LGBT America’s sweetheart, the irrepressible Margaret Cho, dropped by the product placement-laden studio of GGN—the weekly celebrity interview webcast hosted by none other than the D-O-Double-G himself, Snoop Dogg—to talk about her influences (Richard Pryor and Tamayo Otsuki), her current projects (Drop Dead Diva? Who knew?) and her career aspirations (among them, recording a song with Snoop, natch) all the while smoking copious amounts of marijuana.
Cho is, of course, a delight—cracking jokes about the naming conventions of marijuana strains and her own vaginal tension—all the while clearly ecstatic to be sitting in front of a green screen with the legendary West Coast rapper.
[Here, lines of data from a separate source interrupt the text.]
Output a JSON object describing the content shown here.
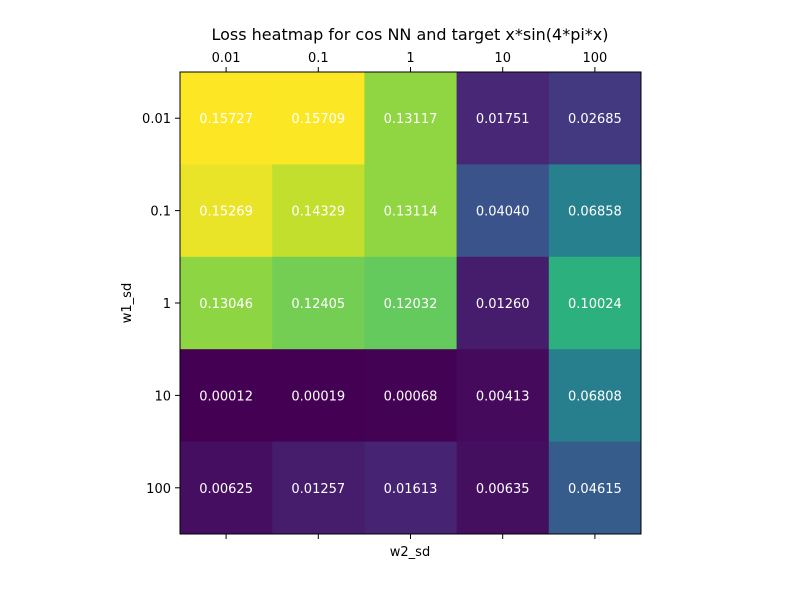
{
  "chart_data": {
    "type": "heatmap",
    "title": "Loss heatmap for cos NN and target x*sin(4*pi*x)",
    "xlabel": "w2_sd",
    "ylabel": "w1_sd",
    "x_categories": [
      "0.01",
      "0.1",
      "1",
      "10",
      "100"
    ],
    "y_categories": [
      "0.01",
      "0.1",
      "1",
      "10",
      "100"
    ],
    "values": [
      [
        0.15727,
        0.15709,
        0.13117,
        0.01751,
        0.02685
      ],
      [
        0.15269,
        0.14329,
        0.13114,
        0.0404,
        0.06858
      ],
      [
        0.13046,
        0.12405,
        0.12032,
        0.0126,
        0.10024
      ],
      [
        0.00012,
        0.00019,
        0.00068,
        0.00413,
        0.06808
      ],
      [
        0.00625,
        0.01257,
        0.01613,
        0.00635,
        0.04615
      ]
    ],
    "cell_labels": [
      [
        "0.15727",
        "0.15709",
        "0.13117",
        "0.01751",
        "0.02685"
      ],
      [
        "0.15269",
        "0.14329",
        "0.13114",
        "0.04040",
        "0.06858"
      ],
      [
        "0.13046",
        "0.12405",
        "0.12032",
        "0.01260",
        "0.10024"
      ],
      [
        "0.00012",
        "0.00019",
        "0.00068",
        "0.00413",
        "0.06808"
      ],
      [
        "0.00625",
        "0.01257",
        "0.01613",
        "0.00635",
        "0.04615"
      ]
    ],
    "colormap": "viridis",
    "x_ticks_position": "top",
    "grid": false,
    "legend": "none"
  }
}
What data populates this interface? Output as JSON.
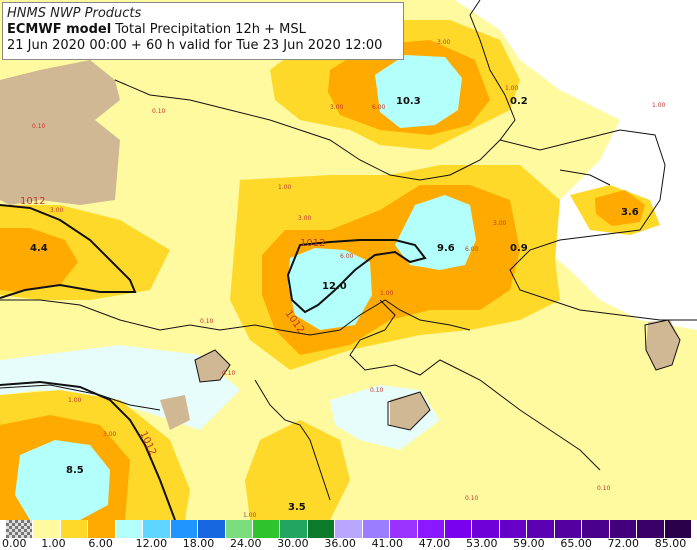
{
  "header": {
    "line1": "HNMS NWP Products",
    "model": "ECMWF model",
    "product": " Total Precipitation 12h + MSL",
    "line3": "21 Jun 2020 00:00 + 60 h valid for Tue 23 Jun 2020 12:00"
  },
  "map": {
    "maxima": [
      "10.3",
      "0.2",
      "4.4",
      "9.6",
      "0.9",
      "12.0",
      "3.6",
      "8.5",
      "3.5"
    ],
    "contour_small_labels": [
      "3.00",
      "1.00",
      "0.10",
      "6.00"
    ],
    "isobar_labels": [
      "1012",
      "1012",
      "1012",
      "1012"
    ]
  },
  "legend": {
    "ticks": [
      "0.00",
      "1.00",
      "6.00",
      "12.00",
      "18.00",
      "24.00",
      "30.00",
      "36.00",
      "41.00",
      "47.00",
      "53.00",
      "59.00",
      "65.00",
      "72.00",
      "85.00"
    ],
    "colors": [
      "#9e9e9e",
      "#fffaa0",
      "#ffd92a",
      "#ffaa00",
      "#b3fffc",
      "#5fd6ff",
      "#1e95ff",
      "#1768e0",
      "#7bdc7b",
      "#2ec42e",
      "#22a55f",
      "#0b7a2b",
      "#b9a7ff",
      "#9b7dff",
      "#9a33ff",
      "#8a19ff",
      "#7a00f0",
      "#7000d8",
      "#6600c8",
      "#5c00b4",
      "#5400a0",
      "#4b008c",
      "#42007a",
      "#3a0068",
      "#2b004a"
    ]
  }
}
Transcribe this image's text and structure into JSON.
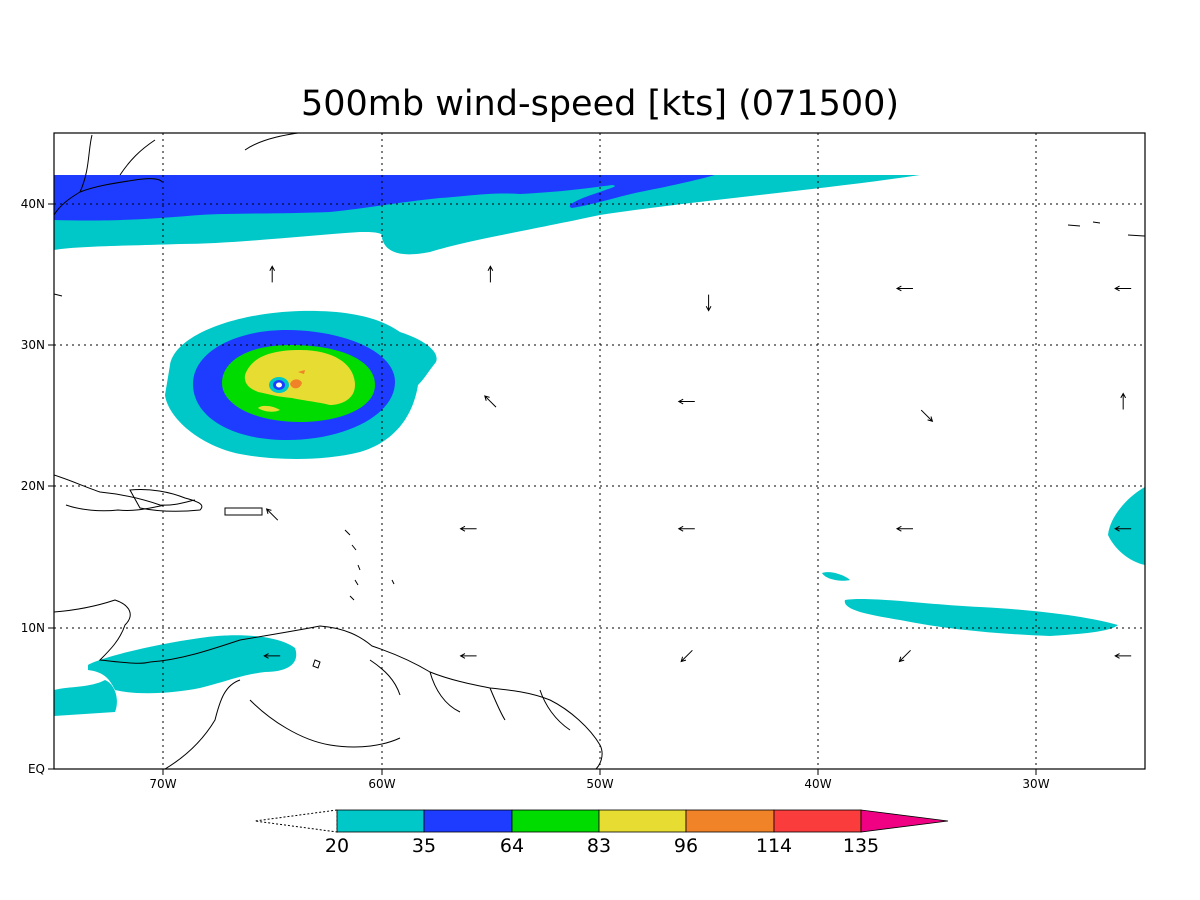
{
  "title": "500mb wind-speed [kts] (071500)",
  "lon_labels": [
    "70W",
    "60W",
    "50W",
    "40W",
    "30W"
  ],
  "lat_labels": [
    "40N",
    "30N",
    "20N",
    "10N",
    "EQ"
  ],
  "colorbar": {
    "levels": [
      "20",
      "35",
      "64",
      "83",
      "96",
      "114",
      "135"
    ],
    "colors": [
      "#00c8c8",
      "#1e3cff",
      "#00dc00",
      "#e6dc32",
      "#f08228",
      "#fa3c3c",
      "#f00082"
    ]
  },
  "map_extent": {
    "lon_min": -75,
    "lon_max": -25,
    "lat_min": 0,
    "lat_max": 45
  },
  "wind_arrows": [
    {
      "lon": -65,
      "lat": 35,
      "dir": "N"
    },
    {
      "lon": -55,
      "lat": 35,
      "dir": "N"
    },
    {
      "lon": -45,
      "lat": 33,
      "dir": "S"
    },
    {
      "lon": -36,
      "lat": 34,
      "dir": "W"
    },
    {
      "lon": -26,
      "lat": 34,
      "dir": "W"
    },
    {
      "lon": -55,
      "lat": 26,
      "dir": "NW"
    },
    {
      "lon": -46,
      "lat": 26,
      "dir": "W"
    },
    {
      "lon": -35,
      "lat": 25,
      "dir": "SE"
    },
    {
      "lon": -26,
      "lat": 26,
      "dir": "N"
    },
    {
      "lon": -65,
      "lat": 18,
      "dir": "NW"
    },
    {
      "lon": -56,
      "lat": 17,
      "dir": "W"
    },
    {
      "lon": -46,
      "lat": 17,
      "dir": "W"
    },
    {
      "lon": -36,
      "lat": 17,
      "dir": "W"
    },
    {
      "lon": -26,
      "lat": 17,
      "dir": "W"
    },
    {
      "lon": -65,
      "lat": 8,
      "dir": "W"
    },
    {
      "lon": -56,
      "lat": 8,
      "dir": "W"
    },
    {
      "lon": -46,
      "lat": 8,
      "dir": "SW"
    },
    {
      "lon": -36,
      "lat": 8,
      "dir": "SW"
    },
    {
      "lon": -26,
      "lat": 8,
      "dir": "W"
    }
  ]
}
And though she seems a little nervous at the beginning of the conversation, she quickly relaxes, completely put at ease by Snoop’s sublimely chill presence, the charmingly idiosyncratic nature of the information he has at his fingertips and of course a whole bunch of cannabis. (At one point the convocation veers into a discussion of who holds the title “Greatest Newscaster in Southern California History”—spoiler alert: Connie Chung comes in at #2 after Jerry Dunphy—and Cho’s eye’s sparkle with the debris from her blown mind.)
Oh, and then he devotes a few minutes to promoting a young, white female rapper from The Valley—because he is Snoop Dogg and he likes her style.
But the best part comes relatively early in the 12-and-a-half-minute interview when a discussion of America’s growing acceptance of marijuana culture veered into a much broader declaration of acceptance and tolerance:
It’s OK to be you and not feel ashamed—It’s a new America now, you can be you! On all levels of the game, you can be you. And that’s what I love about America now, that it’s so diverse and so open that you can be who you are. I’ve been [a pot smoker] as long as I’ve been me, but they’ve always made it hard on me to be me. And now that I’m able to continue to do me, and allow others to be themselves, this is the new way of becoming the new me.
This is the magic of Snoop Dogg. Whereas his ‘90s hip-hop contemporary, Jay-Z, has quite self-consciously positioned himself as a modern-day Frank Sinatra, coolly and unabashedly celebrating his business interests, political connections and criminal past; Snoop has taken a very different path, becoming the ganja-wielding elder statesman of hip-hop—a sort of heavily branded Wise Man, who spends his time taking chances, defending the place of alternative styles in hip-hop and conducting some of the most interesting and insightful interviews to be found anywhere, from any screen. And he’s been doing it almost every Tuesday, in one form or another, for the last two years.
So tune in tomorrow to GGN, for what is almost guaranteed to be the next best thing on the Internet.